A profitable organized crime
Despite its brief spurt of fame, the effects of WannaCry ransomware had certainly left its mark. According to McAfee Labs’s estimates from mid-May, the ransomware struck over 10,000 organizations, and 200,000 individuals across 150 countries, collecting at least US$145,168.96 in just 20 days. It’s not like any organized crime we’ve known since cartels and black markets take decades to consolidate its influence and profits. In fact, ransomware has a relatively short history compared to regular malware, such as viruses, trojans, and adware.
The earliest instances of ransomware were first spotted in Russia as long ago as 2005. Their encryption methods were primitive, in comparison to modern strains like CryptoLocker and WannaCry. A 2006 ransomware called TROJ_CRYZIP.A zipped particular file types (.doc, .xls, .jpg, etc.) with password protection, and demanded US$300 in ransom via a simple .txt file.
It was only after 2012 when ransomware started actively targeting other territories, such as Europe and North America. One of the more memorable examples was Reveton, which uses location tracking to display a fake enforcement agency notification that’s relevant to the victims. For example, a US-based user would get a fake FBI warning about their alleged “illegal activities” online. Folks in France would see the same message in French, while it spoofed the Gendarmerie Nationale emblem instead. According to cyber security blog Malwarebytes Lab, this variant persists in March 2016, and further improvements allow it to target Mac OS X users. It also included a wider panel of impersonated authorities, such as the Royal Canadian Mounted Police and Europol.
Cyber security firms, in general, have a consensus on what ransomware entails. According to Kaspersky Labs, Trend Micro, and Norton by Symantec, it is just another variant of malware that cripples your system, usually through encryption methods. What sets it apart is the ransom fee it demands, promising access to victims once it’s paid up.
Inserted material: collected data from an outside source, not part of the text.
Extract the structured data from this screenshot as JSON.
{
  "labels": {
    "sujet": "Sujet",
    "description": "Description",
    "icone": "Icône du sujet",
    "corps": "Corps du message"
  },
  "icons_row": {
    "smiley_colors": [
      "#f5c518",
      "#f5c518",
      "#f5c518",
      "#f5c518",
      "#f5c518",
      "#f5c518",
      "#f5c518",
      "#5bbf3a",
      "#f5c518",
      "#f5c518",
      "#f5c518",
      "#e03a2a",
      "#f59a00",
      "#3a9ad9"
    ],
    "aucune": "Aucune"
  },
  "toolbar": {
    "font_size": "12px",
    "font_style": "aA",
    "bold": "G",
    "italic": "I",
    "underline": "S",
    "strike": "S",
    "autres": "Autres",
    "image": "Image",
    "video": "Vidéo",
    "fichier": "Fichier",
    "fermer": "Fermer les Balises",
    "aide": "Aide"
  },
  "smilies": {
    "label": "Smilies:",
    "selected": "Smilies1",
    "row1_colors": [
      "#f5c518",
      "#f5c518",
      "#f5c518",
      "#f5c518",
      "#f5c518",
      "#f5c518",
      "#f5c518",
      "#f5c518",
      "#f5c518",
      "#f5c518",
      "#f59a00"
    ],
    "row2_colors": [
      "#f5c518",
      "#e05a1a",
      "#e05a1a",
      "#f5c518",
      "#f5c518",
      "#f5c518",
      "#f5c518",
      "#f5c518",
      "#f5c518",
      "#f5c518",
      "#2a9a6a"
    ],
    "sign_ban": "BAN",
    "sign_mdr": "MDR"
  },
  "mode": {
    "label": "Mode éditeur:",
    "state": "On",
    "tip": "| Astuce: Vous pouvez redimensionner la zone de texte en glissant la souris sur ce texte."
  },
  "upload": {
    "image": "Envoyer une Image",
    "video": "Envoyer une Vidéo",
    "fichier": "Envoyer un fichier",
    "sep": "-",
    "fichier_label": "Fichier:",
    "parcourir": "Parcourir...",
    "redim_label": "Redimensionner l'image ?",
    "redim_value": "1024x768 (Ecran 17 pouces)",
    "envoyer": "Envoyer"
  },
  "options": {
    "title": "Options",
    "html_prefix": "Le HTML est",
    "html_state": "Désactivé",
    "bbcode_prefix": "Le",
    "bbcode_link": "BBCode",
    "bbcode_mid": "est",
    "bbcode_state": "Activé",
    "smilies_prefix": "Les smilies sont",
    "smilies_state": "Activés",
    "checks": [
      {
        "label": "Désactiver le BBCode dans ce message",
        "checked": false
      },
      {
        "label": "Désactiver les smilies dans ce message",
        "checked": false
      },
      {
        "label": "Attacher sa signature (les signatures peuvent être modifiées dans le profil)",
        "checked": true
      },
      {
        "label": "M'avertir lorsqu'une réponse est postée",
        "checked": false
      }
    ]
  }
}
Collecting that ransom is what truly separates it from typical malware – and it’s lucrative to do so. According to Symantec’s Ransomware and Businesses 2016 white paper, the average ransom demand was US$679 per person last year. SonicWall’s 2017 Annual Threat Report showed businesses paying a total of US$209 million to ransomers in the first quarter of the year alone. CryptoLocker, a ransomware that made its run 2013, received US$27 million in Bitcoins over three short months. Malicious coding isn’t just a prank by script kiddies; it’s now a full-time career with multi-million dollar revenues.
Along with its increase in profits and exposure, ransomware also updated their collection methods. In Reveton’s case, payment was made via anonymous prepaid cash cards like MoneyPak, while newer variants like WannaCry use Bitcoins instead.
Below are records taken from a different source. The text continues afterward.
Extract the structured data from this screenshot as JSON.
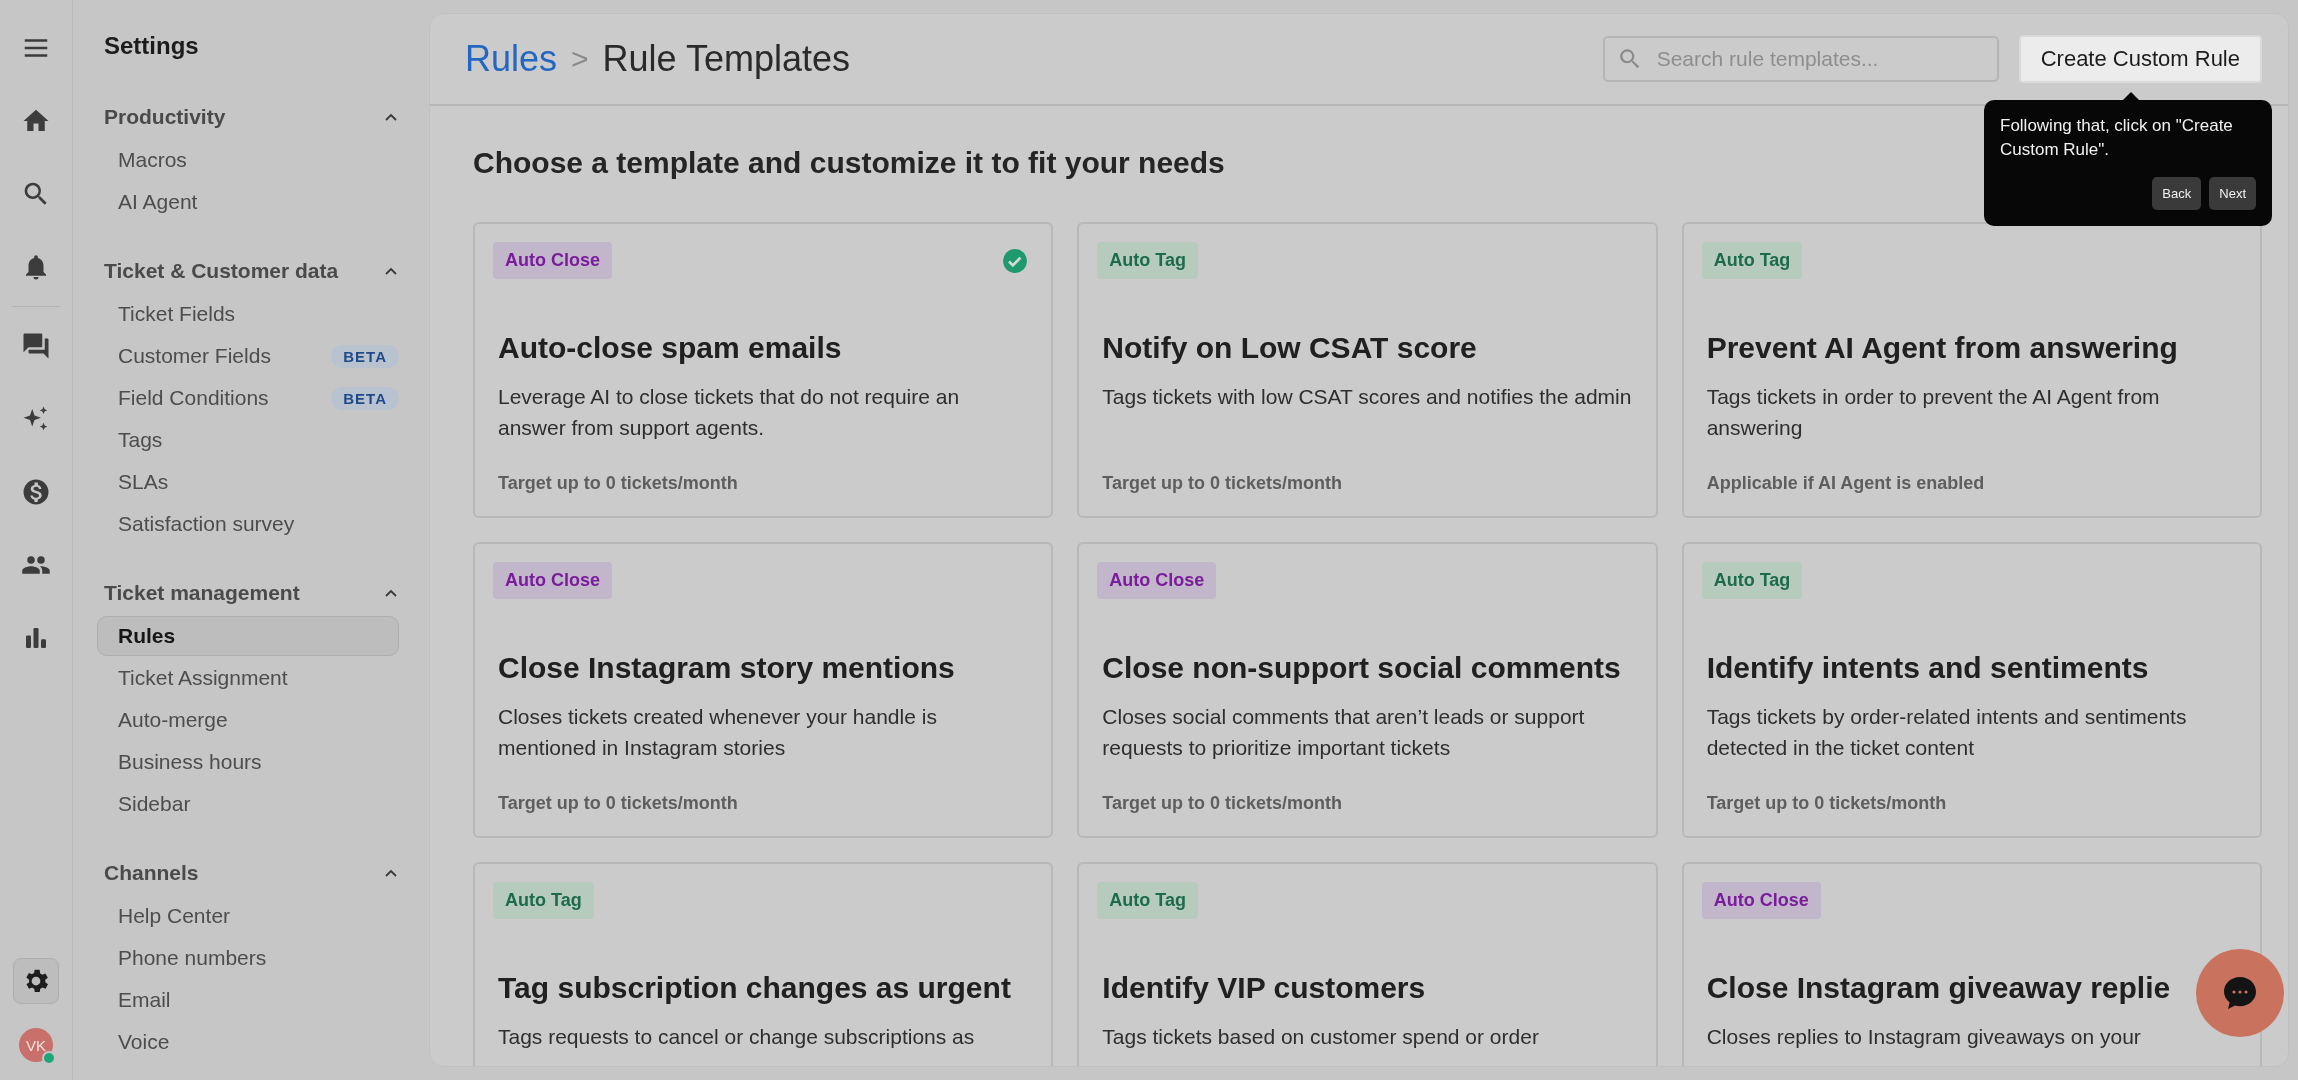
{
  "rail": {
    "items": [
      {
        "kind": "menu",
        "selected": false
      },
      {
        "kind": "home",
        "selected": false
      },
      {
        "kind": "search",
        "selected": false
      },
      {
        "kind": "bell",
        "selected": false
      },
      {
        "kind": "chat",
        "selected": false
      },
      {
        "kind": "sparkle",
        "selected": false
      },
      {
        "kind": "dollar",
        "selected": false
      },
      {
        "kind": "people",
        "selected": false
      },
      {
        "kind": "chart",
        "selected": false
      },
      {
        "kind": "gear",
        "selected": true
      }
    ],
    "avatar": {
      "initials": "VK",
      "online": true
    }
  },
  "sidebar": {
    "title": "Settings",
    "sections": [
      {
        "title": "Productivity",
        "expanded": true,
        "items": [
          {
            "label": "Macros",
            "selected": false
          },
          {
            "label": "AI Agent",
            "selected": false
          }
        ]
      },
      {
        "title": "Ticket & Customer data",
        "expanded": true,
        "items": [
          {
            "label": "Ticket Fields",
            "selected": false
          },
          {
            "label": "Customer Fields",
            "selected": false,
            "badge": "BETA"
          },
          {
            "label": "Field Conditions",
            "selected": false,
            "badge": "BETA"
          },
          {
            "label": "Tags",
            "selected": false
          },
          {
            "label": "SLAs",
            "selected": false
          },
          {
            "label": "Satisfaction survey",
            "selected": false
          }
        ]
      },
      {
        "title": "Ticket management",
        "expanded": true,
        "items": [
          {
            "label": "Rules",
            "selected": true
          },
          {
            "label": "Ticket Assignment",
            "selected": false
          },
          {
            "label": "Auto-merge",
            "selected": false
          },
          {
            "label": "Business hours",
            "selected": false
          },
          {
            "label": "Sidebar",
            "selected": false
          }
        ]
      },
      {
        "title": "Channels",
        "expanded": true,
        "items": [
          {
            "label": "Help Center",
            "selected": false
          },
          {
            "label": "Phone numbers",
            "selected": false
          },
          {
            "label": "Email",
            "selected": false
          },
          {
            "label": "Voice",
            "selected": false
          }
        ]
      }
    ]
  },
  "header": {
    "breadcrumb": [
      {
        "label": "Rules",
        "kind": "link"
      },
      {
        "label": "Rule Templates",
        "kind": "current"
      }
    ],
    "separator": ">",
    "search": {
      "placeholder": "Search rule templates..."
    },
    "button": "Create Custom Rule"
  },
  "tooltip": {
    "text": "Following that, click on \"Create Custom Rule\".",
    "buttons": [
      "Back",
      "Next"
    ]
  },
  "heading": "Choose a template and customize it to fit your needs",
  "cards": [
    {
      "tag": {
        "label": "Auto Close",
        "kind": "close"
      },
      "selected": true,
      "title": "Auto-close spam emails",
      "description": "Leverage AI to close tickets that do not require an answer from support agents.",
      "footer": "Target up to 0 tickets/month"
    },
    {
      "tag": {
        "label": "Auto Tag",
        "kind": "tag"
      },
      "selected": false,
      "title": "Notify on Low CSAT score",
      "description": "Tags tickets with low CSAT scores and notifies the admin",
      "footer": "Target up to 0 tickets/month"
    },
    {
      "tag": {
        "label": "Auto Tag",
        "kind": "tag"
      },
      "selected": false,
      "title": "Prevent AI Agent from answering",
      "description": "Tags tickets in order to prevent the AI Agent from answering",
      "footer": "Applicable if AI Agent is enabled"
    },
    {
      "tag": {
        "label": "Auto Close",
        "kind": "close"
      },
      "selected": false,
      "title": "Close Instagram story mentions",
      "description": "Closes tickets created whenever your handle is mentioned in Instagram stories",
      "footer": "Target up to 0 tickets/month"
    },
    {
      "tag": {
        "label": "Auto Close",
        "kind": "close"
      },
      "selected": false,
      "title": "Close non-support social comments",
      "description": "Closes social comments that aren’t leads or support requests to prioritize important tickets",
      "footer": "Target up to 0 tickets/month"
    },
    {
      "tag": {
        "label": "Auto Tag",
        "kind": "tag"
      },
      "selected": false,
      "title": "Identify intents and sentiments",
      "description": "Tags tickets by order-related intents and sentiments detected in the ticket content",
      "footer": "Target up to 0 tickets/month"
    },
    {
      "tag": {
        "label": "Auto Tag",
        "kind": "tag"
      },
      "selected": false,
      "title": "Tag subscription changes as urgent",
      "description": "Tags requests to cancel or change subscriptions as"
    },
    {
      "tag": {
        "label": "Auto Tag",
        "kind": "tag"
      },
      "selected": false,
      "title": "Identify VIP customers",
      "description": "Tags tickets based on customer spend or order"
    },
    {
      "tag": {
        "label": "Auto Close",
        "kind": "close"
      },
      "selected": false,
      "title": "Close Instagram giveaway replie",
      "description": "Closes replies to Instagram giveaways on your"
    }
  ]
}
The obsession with Bitcoin
In more recent times, Bitcoin has become a prominent cog in the ransomware machination. For the uninitiated, Bitcoin is merely one of the many cryptocurrencies that exist on the Internet, but it was one of the first decentralized cryptocurrencies back in 2009. Bitcoin transactions are done user-to-user (without a middle person), and the ledger of these operations are held by publicly-run, decentralized Bitcoin servers managed by Bitcoin miners all over the globe. These ledgers are copied across all servers, therefore making it easy to refer to and keep track of, but extremely difficult to be altered.
Bitcoins’ security lies in its SHA-256 encryption strength and its decentralized record-keeping. Combined with its transaction transparency and durability, Bitcoin amassed significant intrinsic value in a few short years.
The increase attracted the attention of banks and payment logistics firms (such as Paypal); these services started accepting Bitcoins as part of a transaction. The increase in recognition and accessibility made it easier for people to get into the cryptocurrency, and in turn, also attracted bad actors in cyberspace. If you remember the WannaCry screenshots, you’d realized that buying Bitcoins is as easy as swiping a credit card now.
While Bitcoins allow malicious hackers to collect ransom without a real-world bank account, Bitcoins aren’t truly anonymous because of its precise record-keeping nature. To overcome that, they can be laundered by using a ‘tumbler’ that randomizes your Bitcoins with other users’ BT, or through using multiple e-wallets, and disposable payment addresses. With these tools available, it’s no surprise that any competent ransomware coder would prefer Bitcoin over a more traceable alternative.
How does Bitcoin maintain its value?
The restrictive encryption on Bitcoin controls the creation of additional units, as new blocks are only produced when the encryption is solved – we covered the technicalities of Bitcoin’s blockchain recording in HWM March 2017. Its availability and growth strongly resemble the effort required for mining of gold and silver in the early days; in Bitcoin’s case, it takes significant computational power to solve its encryption, and it has a hard upper limit for its total circulation. When it was relatively unknown in July 2010, 1BT (one Bitcoin) was mere US$0.07. As of early June 2017, 1BT is worth US$2,824.99, according to Google’s currency exchange rate.